Profits will also be weighed down by another $1.7 billion in costs due to the 737 MAX's lower production rate, the company said in a statement after the stock market closed.
The MAX has been grounded since mid-March following two crashes that killed 346 people, dual disasters that have tarnished Boeing's reputation and sparked numerous lawsuits from the families of victims.
There is still no firm timetable to bring the planes back into service.
"We remain focused on safely returning the 737 MAX to service," said Boeing chief executive Dennis Muilenburg. "This is a defining moment for Boeing.
"The MAX grounding presents significant headwinds and the financial impact recognized this quarter reflects the current challenges and helps to address future financial risks."
Boeing also said Thursday it hopes to receive regulatory approval to return the aircraft to service early in the fourth quarter.
But this timeline was only the company's "best estimate" and actual timing could differ, Boeing said.
The company is due to report second-quarter earnings on July 24.
Earlier Thursday, Southwest Airlines pushed back its target date for the returning the MAX to service by about a month to November 2, saying the timeframe was "still uncertain."
The US Federal Aviation Administration late last month identified a fresh problem with the 737 MAX during simulator testing, further clouding the outlook for the plane's return to service.

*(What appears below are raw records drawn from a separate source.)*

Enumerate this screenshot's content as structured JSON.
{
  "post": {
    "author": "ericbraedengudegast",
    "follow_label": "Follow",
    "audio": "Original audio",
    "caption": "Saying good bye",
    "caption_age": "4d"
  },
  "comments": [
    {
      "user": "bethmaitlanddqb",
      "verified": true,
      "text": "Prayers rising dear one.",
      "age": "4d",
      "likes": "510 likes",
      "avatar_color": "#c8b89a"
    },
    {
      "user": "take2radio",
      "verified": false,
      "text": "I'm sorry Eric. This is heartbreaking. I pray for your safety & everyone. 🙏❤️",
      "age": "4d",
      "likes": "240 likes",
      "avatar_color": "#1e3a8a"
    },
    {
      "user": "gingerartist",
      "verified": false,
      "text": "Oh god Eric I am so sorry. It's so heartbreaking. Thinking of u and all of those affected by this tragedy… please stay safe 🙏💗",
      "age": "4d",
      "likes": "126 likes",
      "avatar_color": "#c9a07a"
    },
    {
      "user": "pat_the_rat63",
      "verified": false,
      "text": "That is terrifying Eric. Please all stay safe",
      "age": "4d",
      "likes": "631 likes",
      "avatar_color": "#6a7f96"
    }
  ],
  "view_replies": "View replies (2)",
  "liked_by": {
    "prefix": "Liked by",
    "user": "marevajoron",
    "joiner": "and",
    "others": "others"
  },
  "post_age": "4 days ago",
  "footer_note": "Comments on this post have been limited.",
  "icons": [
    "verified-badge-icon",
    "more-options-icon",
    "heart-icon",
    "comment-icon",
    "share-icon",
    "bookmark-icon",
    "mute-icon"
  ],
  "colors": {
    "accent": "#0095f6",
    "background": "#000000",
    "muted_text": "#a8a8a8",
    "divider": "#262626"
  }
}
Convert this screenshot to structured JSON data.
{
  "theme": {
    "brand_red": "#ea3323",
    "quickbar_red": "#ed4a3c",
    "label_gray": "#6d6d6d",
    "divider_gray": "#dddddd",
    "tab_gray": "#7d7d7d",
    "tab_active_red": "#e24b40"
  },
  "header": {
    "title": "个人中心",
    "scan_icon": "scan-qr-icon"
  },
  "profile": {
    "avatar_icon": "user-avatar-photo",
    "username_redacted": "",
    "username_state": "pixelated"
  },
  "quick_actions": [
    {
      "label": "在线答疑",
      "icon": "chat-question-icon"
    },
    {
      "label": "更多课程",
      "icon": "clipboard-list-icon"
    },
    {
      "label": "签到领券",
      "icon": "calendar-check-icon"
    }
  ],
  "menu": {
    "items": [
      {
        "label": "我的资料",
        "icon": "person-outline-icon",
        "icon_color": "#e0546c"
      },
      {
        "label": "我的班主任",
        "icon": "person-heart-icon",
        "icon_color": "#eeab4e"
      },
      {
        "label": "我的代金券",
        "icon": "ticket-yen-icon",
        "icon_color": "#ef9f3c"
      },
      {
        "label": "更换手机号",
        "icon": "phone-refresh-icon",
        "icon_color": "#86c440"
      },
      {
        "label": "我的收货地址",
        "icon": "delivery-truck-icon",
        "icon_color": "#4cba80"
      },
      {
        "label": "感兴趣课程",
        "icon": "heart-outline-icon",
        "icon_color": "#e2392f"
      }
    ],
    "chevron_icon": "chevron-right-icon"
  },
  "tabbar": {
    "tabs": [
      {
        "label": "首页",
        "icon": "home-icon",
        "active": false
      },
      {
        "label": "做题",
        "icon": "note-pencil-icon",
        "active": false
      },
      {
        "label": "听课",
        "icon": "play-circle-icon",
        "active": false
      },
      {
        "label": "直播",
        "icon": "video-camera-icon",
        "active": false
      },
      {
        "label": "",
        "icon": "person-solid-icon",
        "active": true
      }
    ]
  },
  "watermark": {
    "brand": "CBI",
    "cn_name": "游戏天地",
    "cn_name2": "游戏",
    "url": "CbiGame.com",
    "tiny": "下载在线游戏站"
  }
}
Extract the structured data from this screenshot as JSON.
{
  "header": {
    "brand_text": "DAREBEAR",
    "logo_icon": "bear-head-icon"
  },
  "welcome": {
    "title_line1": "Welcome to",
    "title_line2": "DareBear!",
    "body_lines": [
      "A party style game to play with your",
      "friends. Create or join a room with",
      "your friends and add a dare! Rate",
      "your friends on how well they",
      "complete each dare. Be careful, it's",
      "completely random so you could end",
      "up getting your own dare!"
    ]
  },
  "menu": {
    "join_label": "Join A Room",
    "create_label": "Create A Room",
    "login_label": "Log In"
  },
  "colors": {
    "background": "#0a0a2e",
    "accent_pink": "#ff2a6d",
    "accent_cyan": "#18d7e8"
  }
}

The FAA "is following a thorough process, not a prescribed timeline, for returning the Boeing 737 MAX to passenger service," an agency spokesman said. "The FAA will lift the aircraft's prohibition order when we deem it is safe to do so."
Michel Merluzeau, an analyst at AIR Insight Research, told AFP that it would be "good news" for Boeing if the planes do return to service in the first quarter of 2020.
The latest costs add to the overall financial hit from the crisis. In April, Boeing disclosed $1 billion in additional costs due to lowering the production level of the 737 MAX.
The company last month announced it would give $100 million to communities and families affected by the 737 MAX disasters.
But those donations have not silenced critics of the company, including from Paul Njoroge who castigated the company as greedy and reckless before a congressional panel on Wednesday.
"Boeing should not be allowed to act like a mere investment company extracting wealth to super-charge shareholder returns at the expense of safety and quality," said Njoroge, whose wife, three children and mother-in-law died in the March 10 Ethiopian Airlines disaster.
Boeing has been widely criticized over its development of the 737 MAX, which included a flight handling system called the Maneuvering Characteristics Augmentation System that has been seen as a factor in both crashes.
In both crashes, the MCAS pointed the plane sharply downward based on faulty sensor readings, hindering pilot control after takeoff, according to preliminary results from crash investigations.
Pilots have said they were not adequately trained on the MCAS system and that it was not disclosed to them. The FAA has said it was kept in the dark for more than a year about a problem with a sensor linked to the system.
Shares of Boeing rose 2.5 percent in after-hours trading to $370.00. Shares had fallen 2.3 percent during the trading session.